I paid for the first year and my grandson got an 'A' in Calc I. Yup, I'll buy the 2d year. And all the rest for that matter. In fact, I spend quite a bit of time there refreshing what I have forgotten decades ago.
BTW, if you want a sample of the CalcWorkshop courses, the one on "Limits" is free. As "Limits" are the underlying concept for Calculus, this is where all the excitement starts.
JugglingElectrons:
One of the things I find fascinating is the bridge between classic Phasor calculations (popularised by Charles Proteus Steinmetz) and the Laplace Transformed circuits.

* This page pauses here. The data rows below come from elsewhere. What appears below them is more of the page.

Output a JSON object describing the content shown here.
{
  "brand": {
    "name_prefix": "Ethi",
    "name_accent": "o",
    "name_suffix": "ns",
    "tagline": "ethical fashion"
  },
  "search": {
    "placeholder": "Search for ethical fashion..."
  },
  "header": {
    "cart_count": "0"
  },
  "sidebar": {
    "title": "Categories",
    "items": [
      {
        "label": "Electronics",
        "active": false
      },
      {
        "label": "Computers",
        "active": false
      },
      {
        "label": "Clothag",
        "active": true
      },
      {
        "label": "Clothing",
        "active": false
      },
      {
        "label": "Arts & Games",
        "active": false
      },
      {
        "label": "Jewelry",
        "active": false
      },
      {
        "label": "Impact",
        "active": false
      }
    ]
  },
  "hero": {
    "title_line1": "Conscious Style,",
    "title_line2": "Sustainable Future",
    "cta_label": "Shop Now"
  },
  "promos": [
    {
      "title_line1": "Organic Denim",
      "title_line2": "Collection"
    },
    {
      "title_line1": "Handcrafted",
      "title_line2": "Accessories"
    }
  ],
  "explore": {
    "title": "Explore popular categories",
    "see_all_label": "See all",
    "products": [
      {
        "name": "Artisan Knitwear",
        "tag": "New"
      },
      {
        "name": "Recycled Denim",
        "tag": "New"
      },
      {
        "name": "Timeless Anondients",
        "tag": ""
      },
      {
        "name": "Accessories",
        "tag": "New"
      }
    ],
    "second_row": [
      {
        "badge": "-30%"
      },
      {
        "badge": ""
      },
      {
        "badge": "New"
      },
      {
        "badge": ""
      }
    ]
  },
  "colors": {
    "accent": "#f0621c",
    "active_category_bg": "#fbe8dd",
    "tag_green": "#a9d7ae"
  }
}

With Phasors you solve the steady state output of an AC circuit with a pure sinusoidal input voltage. Laplace transforms and transfer functions allow you to not only get the steady state, but the transient On/Off periods and it extends the inputs beyond sinusoids to exponentials, etc. In other words Phasors are more like a special case and the Laplace Transformations are extending it to the general case.
Essentially you take the circuit in the time domain and transform it to the frequency domain. After you have the transfer function, Vout(s)/Vin(s), in the s domain (s = jw complex frequency), you multiply by the input voltage in the s domain to get the output voltage in the s domain. Then you can take the inverse Laplace transform to get the output voltage in the time domain!
I do really like Bode Plots as well. Being able to see how a circuit performs over its frequency range at a glance is a wonderful thing. Filters and Bode Plots go hand in hand so anyone wanting to study some cool amplifier and audio circuits should be familiar with them.